Вам вреден кокаин мистер Холмс - Мейер Николас - Страница 30
- Предыдущая
- 30/44
- Следующая
В первом антракте я предложил руку фрау Фрейд, и все мы вчетвером отправились в вестибюль в поисках шампанского. Когда мы подошли к ложам первого яруса, Холмс остановился и взглянул наверх.
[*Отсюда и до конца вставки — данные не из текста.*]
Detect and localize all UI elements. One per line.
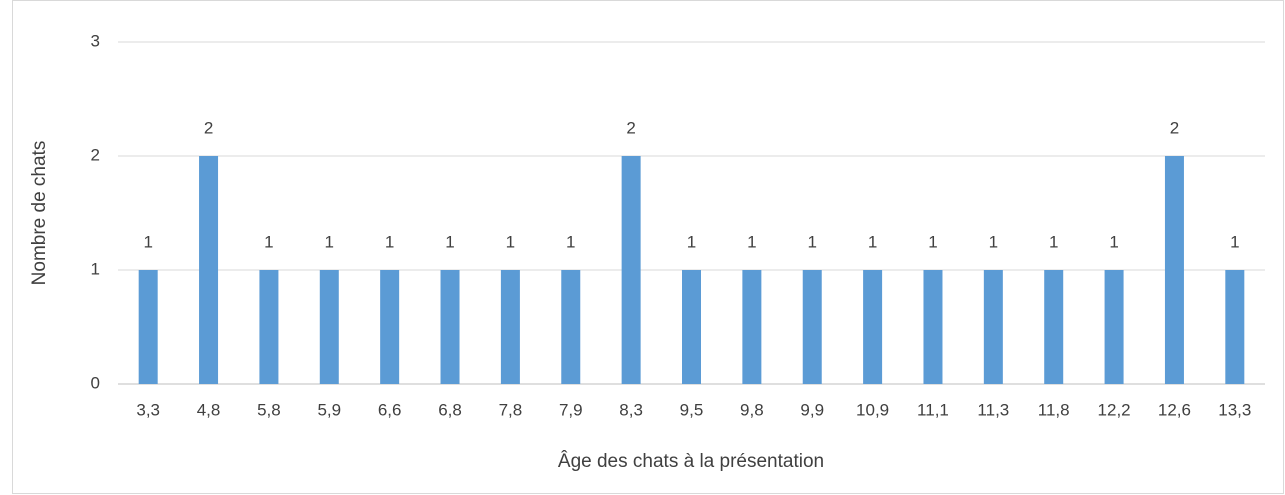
bar [319,270,339,384]
x-tick-label: 5,9 [317,400,341,419]
x-tick-label: 6,8 [438,400,462,419]
bar [380,270,400,384]
x-tick-label: 9,9 [800,400,824,419]
x-tick-label: 11,8 [1038,400,1070,419]
data-label: 1 [445,232,454,251]
data-label: 1 [747,232,756,251]
bar [1104,270,1124,384]
data-label: 1 [1230,232,1239,251]
x-tick-label: 12,6 [1158,400,1191,419]
chart-frame [12,0,1284,494]
data-label: 1 [566,232,575,251]
data-label: 1 [385,232,394,251]
y-tick-label: 1 [91,259,100,278]
bar [561,270,581,384]
data-label: 1 [143,232,152,251]
bar [500,270,520,384]
data-label: 1 [325,232,334,251]
bar [863,270,883,384]
x-tick-label: 12,2 [1098,400,1131,419]
bar [259,270,279,384]
x-axis-title: Âge des chats à la présentation [558,450,824,472]
data-label: 2 [1170,118,1179,137]
bar [1164,156,1184,384]
bar [682,270,701,384]
bar [1044,270,1064,384]
data-label: 1 [264,232,273,251]
y-tick-label: 3 [91,31,100,50]
data-label: 2 [204,118,213,137]
x-tick-label: 13,3 [1218,400,1251,419]
bar [983,270,1003,384]
bar [1225,270,1245,384]
x-tick-label: 3,3 [136,400,160,419]
x-tick-label: 7,9 [559,400,583,419]
data-label: 1 [989,232,998,251]
bar [138,270,158,384]
bar [440,270,460,384]
x-tick-label: 5,8 [257,400,281,419]
x-tick-label: 4,8 [197,400,221,419]
y-tick-label: 2 [91,145,100,164]
x-tick-label: 11,1 [917,400,949,419]
x-tick-label: 6,6 [378,400,402,419]
x-tick-label: 9,5 [680,400,704,419]
data-label: 1 [868,232,877,251]
bar [802,270,822,384]
data-label: 1 [1109,232,1118,251]
data-label: 1 [928,232,937,251]
x-tick-label: 11,3 [977,400,1009,419]
bar [199,156,219,384]
x-tick-label: 8,3 [619,400,643,419]
bar [621,156,641,384]
bar [923,270,943,384]
bar [742,270,762,384]
y-axis-title: Nombre de chats [29,141,50,286]
data-label: 1 [506,232,515,251]
x-tick-label: 9,8 [740,400,764,419]
x-tick-label: 7,8 [499,400,523,419]
y-tick-label: 0 [91,373,100,392]
x-tick-label: 10,9 [856,400,889,419]
data-label: 1 [808,232,817,251]
data-label: 1 [1049,232,1058,251]
data-label: 1 [687,232,696,251]
data-label: 2 [626,118,635,137]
— Если барон фон Лайнсдорф был покровителем театрального искусства, — сказал он вполголоса, — то наверняка имел постоянную ложу в опере. — Он показал на ложи одними лишь глазами, не поворачивая головы.
— Конечно, — согласился Фрейд, подавив зевок, — но я не получил никаких сведений на сей счет.
— Так давайте проверим, — предложил Холмс и двинулся в фойе.
Аристократическим семьям, достаточно состоятельным, чтобы иметь постоянную ложу, не надо было давиться в очереди за прохладительным — официанты в ливреях держали особый запас и подавали напитки прямо в ложи. Всем остальным же приходилось проявлять немало изобретательности и нахальства (ну совсем как в старом баре «Критерион»), чтобы протиснуться через внешнее кольцо дам и внутреннее кольцо джентльменов, заполнивших бар и ожидающих очереди.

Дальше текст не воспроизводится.